# Change Canon EOS 700D sound to manual



## samsam123

Recently I got a Canon EOS 700D and also a Rode VideoMic go, and the microphone creates a hissing sound when I record with it, I've been looking around and people say that to eliminate the noise you need to go to the sound recording option and change it to manual, but the 700D at the sound recording option only got "On" and "Off" to select, is there any way to change the sound option to manual on the 700D? If there isn't, is there any other way to reduce the hissing sound on the 700D?


----------



## zombiesniper

Page 198 of the manual.


----------



## samsam123

zombiesniper said:


> Page 198 of the manual.
> 
> View attachment 132819



That's the problem, where it says "auto" or "manual" on other cameras on mine says "on" and "off" there aren't other options where to choose from, I don't know if I'm looking at the wrong place but so far I can't find any option that does what I want on my camera.


----------



## zombiesniper

I don't have our T5I with me right now as Jr has it.
I'll keep looking to see if I can find a tutorial.


----------



## samsam123

zombiesniper said:


> I don't have our T5I with me right now as Jr has it.
> I'll keep looking to see if I can find a tutorial.

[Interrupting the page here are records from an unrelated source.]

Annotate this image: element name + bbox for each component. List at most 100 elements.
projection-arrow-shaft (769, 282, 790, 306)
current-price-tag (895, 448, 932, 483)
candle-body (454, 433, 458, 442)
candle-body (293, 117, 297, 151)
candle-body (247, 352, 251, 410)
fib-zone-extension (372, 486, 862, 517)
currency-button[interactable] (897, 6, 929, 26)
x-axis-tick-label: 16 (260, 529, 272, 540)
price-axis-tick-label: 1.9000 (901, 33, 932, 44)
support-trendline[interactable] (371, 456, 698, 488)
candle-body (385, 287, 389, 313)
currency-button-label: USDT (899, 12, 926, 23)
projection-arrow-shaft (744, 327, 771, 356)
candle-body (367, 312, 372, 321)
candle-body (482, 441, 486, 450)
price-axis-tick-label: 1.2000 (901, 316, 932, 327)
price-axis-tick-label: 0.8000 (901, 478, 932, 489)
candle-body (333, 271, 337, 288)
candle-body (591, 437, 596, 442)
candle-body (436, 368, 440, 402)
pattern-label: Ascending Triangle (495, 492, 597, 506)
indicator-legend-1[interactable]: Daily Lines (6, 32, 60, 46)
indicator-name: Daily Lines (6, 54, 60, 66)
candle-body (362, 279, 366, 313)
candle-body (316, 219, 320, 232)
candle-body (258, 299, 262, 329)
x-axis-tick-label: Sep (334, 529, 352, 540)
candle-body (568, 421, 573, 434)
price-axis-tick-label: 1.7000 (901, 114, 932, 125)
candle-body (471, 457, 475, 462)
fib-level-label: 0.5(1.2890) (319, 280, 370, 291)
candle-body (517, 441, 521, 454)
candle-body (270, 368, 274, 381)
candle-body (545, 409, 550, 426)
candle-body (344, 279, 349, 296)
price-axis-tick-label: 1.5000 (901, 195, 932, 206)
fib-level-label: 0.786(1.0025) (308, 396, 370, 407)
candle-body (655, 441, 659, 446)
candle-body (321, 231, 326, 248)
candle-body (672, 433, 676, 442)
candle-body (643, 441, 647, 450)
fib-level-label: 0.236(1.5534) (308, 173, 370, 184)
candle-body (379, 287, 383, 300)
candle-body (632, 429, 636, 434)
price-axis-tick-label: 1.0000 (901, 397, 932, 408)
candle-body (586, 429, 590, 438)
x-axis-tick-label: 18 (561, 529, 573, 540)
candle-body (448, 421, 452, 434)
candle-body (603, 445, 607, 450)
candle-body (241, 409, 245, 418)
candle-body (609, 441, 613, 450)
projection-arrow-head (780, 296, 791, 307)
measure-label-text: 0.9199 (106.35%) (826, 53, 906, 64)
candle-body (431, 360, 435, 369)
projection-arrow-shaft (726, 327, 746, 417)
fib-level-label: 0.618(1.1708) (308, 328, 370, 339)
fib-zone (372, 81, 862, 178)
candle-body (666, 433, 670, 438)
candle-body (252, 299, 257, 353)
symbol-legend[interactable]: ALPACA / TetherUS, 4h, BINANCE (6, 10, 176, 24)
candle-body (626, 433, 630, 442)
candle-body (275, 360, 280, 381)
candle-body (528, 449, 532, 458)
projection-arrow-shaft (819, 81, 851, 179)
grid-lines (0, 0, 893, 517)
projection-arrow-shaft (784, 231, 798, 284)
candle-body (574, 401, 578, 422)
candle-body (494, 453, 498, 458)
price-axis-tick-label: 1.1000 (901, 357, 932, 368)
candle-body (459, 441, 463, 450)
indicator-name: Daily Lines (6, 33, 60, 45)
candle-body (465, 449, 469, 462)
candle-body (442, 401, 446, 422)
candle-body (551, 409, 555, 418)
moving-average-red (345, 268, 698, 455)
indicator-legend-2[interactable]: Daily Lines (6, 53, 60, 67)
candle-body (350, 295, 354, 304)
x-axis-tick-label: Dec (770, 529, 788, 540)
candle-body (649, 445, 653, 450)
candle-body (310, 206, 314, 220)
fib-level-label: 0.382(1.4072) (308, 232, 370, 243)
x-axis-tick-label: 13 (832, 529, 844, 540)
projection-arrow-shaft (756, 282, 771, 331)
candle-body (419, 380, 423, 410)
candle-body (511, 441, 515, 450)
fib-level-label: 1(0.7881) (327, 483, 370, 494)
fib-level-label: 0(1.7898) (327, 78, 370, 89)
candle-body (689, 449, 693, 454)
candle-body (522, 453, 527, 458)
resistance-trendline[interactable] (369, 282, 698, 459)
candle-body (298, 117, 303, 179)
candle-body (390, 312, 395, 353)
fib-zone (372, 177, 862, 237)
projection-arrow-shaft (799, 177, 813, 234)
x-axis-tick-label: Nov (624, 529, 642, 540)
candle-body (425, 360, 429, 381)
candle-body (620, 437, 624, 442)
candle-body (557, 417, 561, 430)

Thank you, here are the images of what appears on my camera screen for the sound recording options.


----------



## zombiesniper

This is the same basic menu function as the T5I/700d and as close as I can find for a tutorial.


----------



## zombiesniper

Interesting.
Give me a second to search this.


----------



## zombiesniper

What mode is the dial on e.g.. AV, TV, M, A?


----------



## zombiesniper

This should solve your problem.


----------



## samsam123

zombiesniper said:


> This should solve your problem.
> 
> View attachment 132823



It works now, thank you very much, I put it on P and the option is now displayed, just one last question, where should I place the Rec level? I've got many suggestions but I don't know which one might be the best to just record a person talking indoors (I got the videomic go so there aren't any options in the microphone that I can change)


----------



## zombiesniper

I would test myself where to set the record level.

Find a quiet room place the camera and mic at the expected record distance and record a short pre scripted set of lines at each record level. Then in post you can see which one worked best ei. best sound with minimal hiss or background noise.


----------



## samsam123

zombiesniper said:


> I would test myself where to set the record level.
> 
> Find a quiet room place the camera and mic at the expected record distance and record a short pre scripted set of lines at each record level. Then in post you can see which one worked best ei. best sound with minimal hiss or background noise.



Thank you very much! It all works perfect now


----------



## zombiesniper

Glad I could help.


----------